Blaine didn't reply. He stared at his daughter, his expression a mixture of pride and wounded disbelief. Was that his little girl moving onstage like a Britney Spears wannabe?

Having been there for Annie's first bra and heels, Caroline had eased into the transition, although with no less regret than what she read on Blaine's face. The hardest task for a parent was to encourage them to grow, but not too fast for their own good.

“I didn't know you could sing,” Blaine said when Karen returned to the table, flushed with excitement and the high of the applause.

“There's a lot you don't know about me, Daddy. Can I have money for a drink?”

Caroline flinched for Blaine, who handed over some Mexican currency. With an impassive expression, he watched Karen and Annie head for the soda fountain with Kurt tagging along like a love-struck pup.

At the end of the karaoke hour, the DJ switched to dance numbers.

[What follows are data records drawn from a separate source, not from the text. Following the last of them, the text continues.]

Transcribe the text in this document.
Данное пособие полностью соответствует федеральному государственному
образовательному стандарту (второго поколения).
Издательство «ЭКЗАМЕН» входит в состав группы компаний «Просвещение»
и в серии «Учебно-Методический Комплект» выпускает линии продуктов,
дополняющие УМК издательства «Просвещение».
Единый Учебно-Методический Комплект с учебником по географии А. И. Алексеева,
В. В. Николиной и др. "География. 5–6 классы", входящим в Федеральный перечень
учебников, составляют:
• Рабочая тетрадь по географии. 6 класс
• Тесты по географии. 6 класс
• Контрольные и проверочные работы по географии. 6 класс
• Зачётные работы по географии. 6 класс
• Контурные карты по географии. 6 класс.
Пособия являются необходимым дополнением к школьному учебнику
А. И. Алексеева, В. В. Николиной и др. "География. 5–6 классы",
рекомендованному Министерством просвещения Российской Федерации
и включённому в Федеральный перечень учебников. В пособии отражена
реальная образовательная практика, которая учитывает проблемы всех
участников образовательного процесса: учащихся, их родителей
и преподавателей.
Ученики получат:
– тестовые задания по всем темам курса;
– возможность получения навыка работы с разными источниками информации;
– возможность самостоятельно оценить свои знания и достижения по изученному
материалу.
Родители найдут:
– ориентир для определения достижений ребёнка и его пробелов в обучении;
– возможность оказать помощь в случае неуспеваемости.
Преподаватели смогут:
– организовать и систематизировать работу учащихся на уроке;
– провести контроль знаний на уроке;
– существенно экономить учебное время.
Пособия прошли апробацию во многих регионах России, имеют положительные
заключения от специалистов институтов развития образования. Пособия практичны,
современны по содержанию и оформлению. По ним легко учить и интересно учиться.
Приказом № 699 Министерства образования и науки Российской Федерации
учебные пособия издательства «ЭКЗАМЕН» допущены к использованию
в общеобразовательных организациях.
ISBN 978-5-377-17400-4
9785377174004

As Karen abandoned her soda for dancing, Blaine caught her arm and said something to her. The music was too loud for Caroline to hear, but clearly Karen was resisting her father's words. Finally Blaine shook his head in resignation and sent her off with a semblance of a smile.

“There was a time that she begged me to dance with her,” he told Caroline, slipping into the seat next to her. “She used to stand on my shoes.”

The meticulous Blaine Madison let his little girl scuff his shoes? Caroline smiled inwardly. “She's just growing up. At this age, peers trump daddies as dance partners.”

Karen and Annie ganged up on Wally, the only one of the students still sitting, and coerced him onto the floor.

Blaine snorted in disbelief as Karen danced a circle around the spectacled youth. “Even the nerd beats good old Dad.”

“Be nice,” Caroline warned. “Wally's grown up with these kids.”

“Hey—” Blaine threw up defensive hands. “I was a nerd. No girls ever dragged me out onto the dance floor.”

Try as she might, Caroline could not picture Blaine Madison any way but tall, dark, and collected—everything she was not. Particularly, not collected. Perhaps it was the whiff of some masculine spice in his aftershave, impossible to ignore with his nearness scattering her thoughts.

“So, are you off the clock for the remainder of the trip?” When one's senses take a leave of absence, stick to business.

“What's that?”

The large speakers blasting from the DJ's equipment platform would leave them both voiceless by midnight.

“Did you”—the thunderous drum finale ended—“finish your business?” Caroline's shout ended with a belated taper in volume, her words hanging in the air like a Harrier jet, all roar and attention grabbing. She'd have ducked under the table, but for the spell cast by his dimpled grin.

“In a manner of speaking. I turned the formalities of getting the agreement on paper to my brother and our legal team.”

Something about the way he said it gave Caroline the impression that he wasn't sure he'd done the right thing.

“So you're one of those ‘if you want it done right, do it yourself ' types, eh?”

His humor faded. “You said on the plane that you have a daycare center. Is there any other way to run a business?”